You are correct. Nonetheless, we intentionally designed DAMON in this way, to
avoid the performance overhead from the added TLB flushes. Meanwhile, we
believed this is ok in terms of the monitoring results accuracy on real world
production environment, becasue such environments would have large amount of
working set that flushes TLB buffers anyway. We decided to take this way after
a measurement [1].

And apparently you found this behavior as problematic on a test environment
that having small size of working set. We found a similar issue in DAMON
selftest, and we updated the test [2] to simulate the expected real world
production environments, rather than changing DAMON.

But, this kind of question is recurring. In addition to the previous
discussion, there were a few private inqueries for this issue. And though the
real world production environment is the priamry target of DAMON, I understand
it is better to support testing environment, too. So, I think it is better to
make some changes for this issue, if it doesn't make other problems.

>
> Fix this by switching to ptep_clear_flush_young() and
> pmdp_clear_flush_young().
>
> On arm64 these perform the required TLB invalidation after
> clearing AF. The invalidation is deferred, but still sufficient
> for DAMON's sampling granularity.
>
> On x86, ptep_clear_flush_young() is equivalent to
> ptep_test_and_clear_young() for base pages, so there is no
> behavioral change. pmdp_clear_flush_young() additionally performs
> a flush at PMD level, matching the existing x86 implementation.
>
> On powerpc, riscv, and s390, the clear_flush variants currently
> map back to test_and_clear implementations, so this patch does not
> change their behavior.

This change seems much nicer and might be more optimized than my simple
implementation of tlb flush [1] that I tested before.

>
> Reproduced on arm64 (128 CPUs, 7.1.0-rc4):
>
> before:
> WSS estimation: 50th percentile error 100% (reported as zero)
> apply_interval: schemes never tried
>
> after:
> WSS estimation: 50th percentile error 0.08%
> apply_interval: passes

And nice test results. I guess you are referring to the tests in damon-tests?
Clarifying the context would be nice.

Also, have you had a chance to measure the performance impact?

So, I'd like to have this change. But, unless we have very clear evidence
showing this change is not increasing the performance overhead, I'd prefer
making this as an optional feature.

For the user interface, we could add a new sysfs file for the option, say,
'flush_sample_tlb' under 'monitoring_attrs' directory.

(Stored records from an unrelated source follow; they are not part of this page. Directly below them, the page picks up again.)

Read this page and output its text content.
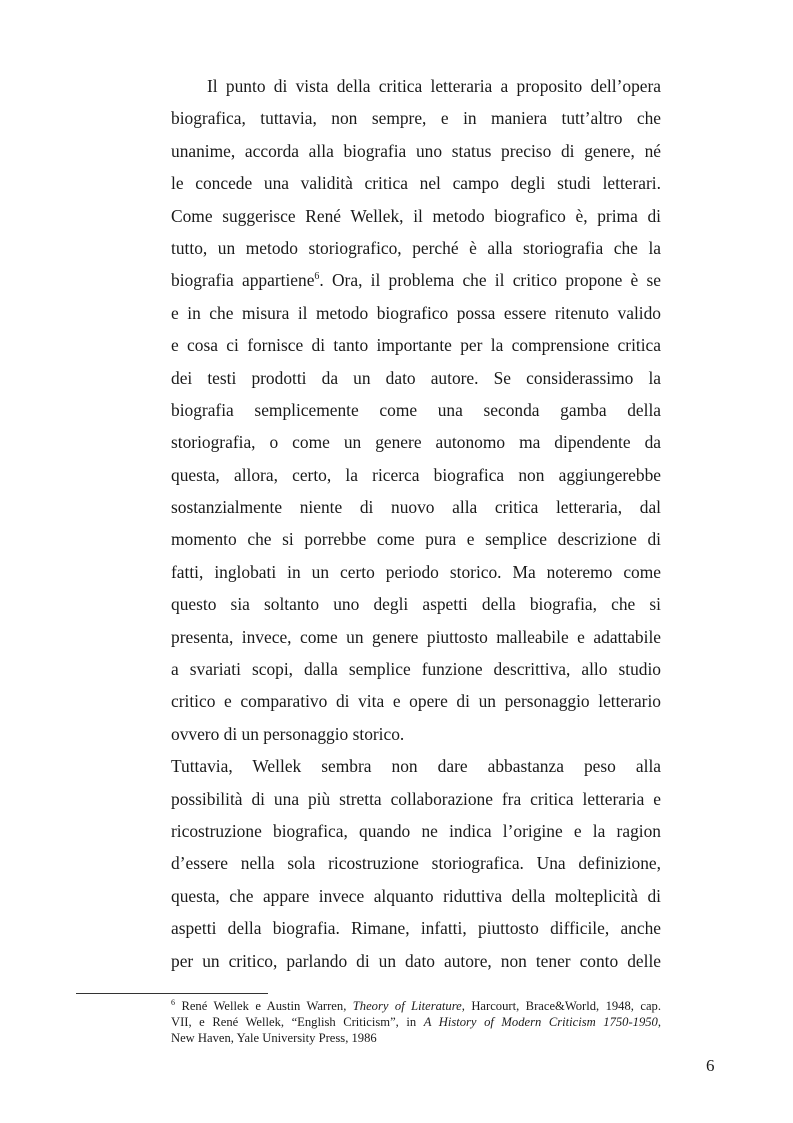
Il punto di vista della critica letteraria a proposito dell’opera
biografica, tuttavia, non sempre, e in maniera tutt’altro che
unanime, accorda alla biografia uno status preciso di genere, né
le concede una validità critica nel campo degli studi letterari.
Come suggerisce René Wellek, il metodo biografico è, prima di
tutto, un metodo storiografico, perché è alla storiografia che la
biografia appartiene$^6$. Ora, il problema che il critico propone è se
e in che misura il metodo biografico possa essere ritenuto valido
e cosa ci fornisce di tanto importante per la comprensione critica
dei testi prodotti da un dato autore. Se considerassimo la
biografia semplicemente come una seconda gamba della
storiografia, o come un genere autonomo ma dipendente da
questa, allora, certo, la ricerca biografica non aggiungerebbe
sostanzialmente niente di nuovo alla critica letteraria, dal
momento che si porrebbe come pura e semplice descrizione di
fatti, inglobati in un certo periodo storico. Ma noteremo come
questo sia soltanto uno degli aspetti della biografia, che si
presenta, invece, come un genere piuttosto malleabile e adattabile
a svariati scopi, dalla semplice funzione descrittiva, allo studio
critico e comparativo di vita e opere di un personaggio letterario
ovvero di un personaggio storico.
Tuttavia, Wellek sembra non dare abbastanza peso alla
possibilità di una più stretta collaborazione fra critica letteraria e
ricostruzione biografica, quando ne indica l’origine e la ragion
d’essere nella sola ricostruzione storiografica. Una definizione,
questa, che appare invece alquanto riduttiva della molteplicità di
aspetti della biografia. Rimane, infatti, piuttosto difficile, anche
per un critico, parlando di un dato autore, non tener conto delle
$^6$ René Wellek e Austin Warren, Theory of Literature, Harcourt, Brace&World, 1948, cap.
VII, e René Wellek, “English Criticism”, in A History of Modern Criticism 1750-1950,
New Haven, Yale University Press, 1986
6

For long term, I'm planning [1] to extend the data attributes monitoring
feature so that data access becomes just one of the attributes. Once it is
done, we could control this tlb flush option using the probes interface.

I was initially thinking about asking Kunwu to wait until the data attributes
monitoring extension is done, and add this tlb flush option on top of that.
Because, otherwise, we may need to deprecate 'flush_sample_tlb' after the
extension is done. But, we will anyway need to deprecate a few interfaces
including 'nr_accesses'. Doing the deprecation of 'flush_sample_tlb' together
with it shouldn't be huge amount of overhead.

So, unless Kunwu and Lian has other concerns, I'd suggest the
'flush_sample_tlb' path.

[...]

[1] https://lore.kernel.org/20200403103059.12762-1-sjpark@xxxxxxxxxx/
[2] https://lore.kernel.org/20260117020731.226785-3-sj@xxxxxxxxxx/


Thanks,
SJ